Scattered glitches resurfaced along the LIRR on Monday night, making for uneven service as some lines saw delays blamed on various snags — equipment trouble, a fallen utility pole and residual delays, officials said.
By 11 p.m. Monday, a train from Penn Station that had been expected in Huntington at 10:49 p.m. was running 13 minutes late due to equipment trouble, Long Island Rail Road officials said.
A utility pole that fell in the morning in Oceanside was still causing delays well past afternoon rush hour, making a westbound train from Long Beach that was due in Manhattan at 10:44 p.m. some 16 minutes late.

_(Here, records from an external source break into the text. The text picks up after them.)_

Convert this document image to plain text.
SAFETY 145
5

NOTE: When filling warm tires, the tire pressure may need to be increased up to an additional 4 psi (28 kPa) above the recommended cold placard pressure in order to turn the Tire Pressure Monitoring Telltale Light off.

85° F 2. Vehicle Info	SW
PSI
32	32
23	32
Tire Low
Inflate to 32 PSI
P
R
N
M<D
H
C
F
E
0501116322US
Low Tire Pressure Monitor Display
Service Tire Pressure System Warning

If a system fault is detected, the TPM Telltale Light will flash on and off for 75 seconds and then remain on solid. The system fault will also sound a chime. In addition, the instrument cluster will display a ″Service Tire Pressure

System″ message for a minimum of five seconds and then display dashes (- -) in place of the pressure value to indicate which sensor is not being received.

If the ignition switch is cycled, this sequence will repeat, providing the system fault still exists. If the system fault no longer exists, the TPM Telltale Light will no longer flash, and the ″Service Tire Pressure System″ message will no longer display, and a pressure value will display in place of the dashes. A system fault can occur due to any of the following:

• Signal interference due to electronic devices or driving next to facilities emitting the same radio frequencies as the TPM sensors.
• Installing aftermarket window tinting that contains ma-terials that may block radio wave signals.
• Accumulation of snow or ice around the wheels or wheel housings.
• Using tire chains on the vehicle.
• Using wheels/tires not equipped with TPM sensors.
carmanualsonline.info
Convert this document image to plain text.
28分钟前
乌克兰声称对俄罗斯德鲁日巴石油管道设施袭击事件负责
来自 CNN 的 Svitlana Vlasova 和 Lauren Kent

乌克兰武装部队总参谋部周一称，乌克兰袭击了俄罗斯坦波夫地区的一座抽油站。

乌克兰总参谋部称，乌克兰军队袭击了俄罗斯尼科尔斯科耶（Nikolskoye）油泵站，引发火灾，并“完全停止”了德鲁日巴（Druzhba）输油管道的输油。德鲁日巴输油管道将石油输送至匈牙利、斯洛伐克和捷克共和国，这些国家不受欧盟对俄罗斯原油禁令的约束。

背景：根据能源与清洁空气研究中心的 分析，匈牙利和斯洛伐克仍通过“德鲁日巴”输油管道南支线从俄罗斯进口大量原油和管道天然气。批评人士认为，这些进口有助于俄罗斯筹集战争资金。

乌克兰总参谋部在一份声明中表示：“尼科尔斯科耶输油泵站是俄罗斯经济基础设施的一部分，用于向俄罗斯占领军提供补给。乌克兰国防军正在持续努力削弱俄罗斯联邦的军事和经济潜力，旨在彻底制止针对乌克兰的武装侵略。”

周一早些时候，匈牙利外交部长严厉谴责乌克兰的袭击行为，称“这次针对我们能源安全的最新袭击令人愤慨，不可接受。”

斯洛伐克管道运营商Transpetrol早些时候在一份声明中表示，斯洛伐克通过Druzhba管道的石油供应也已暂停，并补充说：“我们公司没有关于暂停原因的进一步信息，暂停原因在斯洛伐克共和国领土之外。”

And a train due in Oyster Bay at 11:04 p.m. was operating 16 minutes late because another late train was in front of it, officials said.
A spokeswoman said that almost all of the lines had been operating with minimal problems around 5 p.m. as the region braced for the arrival of a fierce nor’easter that threatened to throw a wrench into the LIRR system.
Nancy Gamerman, the spokeswoman, said some of the problems that beset the railroad throughout the day had been solved as they cropped up — though some, like the downed pole in Oceanside, lasted all day.
At around 5 p.m., the West Hempstead and Long Beach lines were running up to 11 minutes behind schedule due to equipment failure and the downed utility pole in Oceanside, respectively.
Downed poles caused delays on the Port Washington branch, where service was suspended in both directions about 9 a.m. between Port Washington and Great Neck, and on the Long Beach branch, where the pole fell in Oceanside.
Westbound traffic was also affected by signal problems east of Mineola, officials said in a tweet that reported delays of up to 18 minutes on Penn Station-bound trains.
Gov. Andrew M. Cuomo’s office said the LIRR “is deploying extra staff to deal with any potential track and power issues.”
LIRR storm prep measures typically include having additional personnel available to respond to fallen tree limbs and utility poles, to address power issues and repair broken crossing gates, and to check and clear drains.
The MTA has checked and secured construction equipment at its bridges and tunnels in preparation for the storm, and will monitor them closely throughout. The MTA has also inspected roadway surfaces and drainage systems and checked emergency supplies.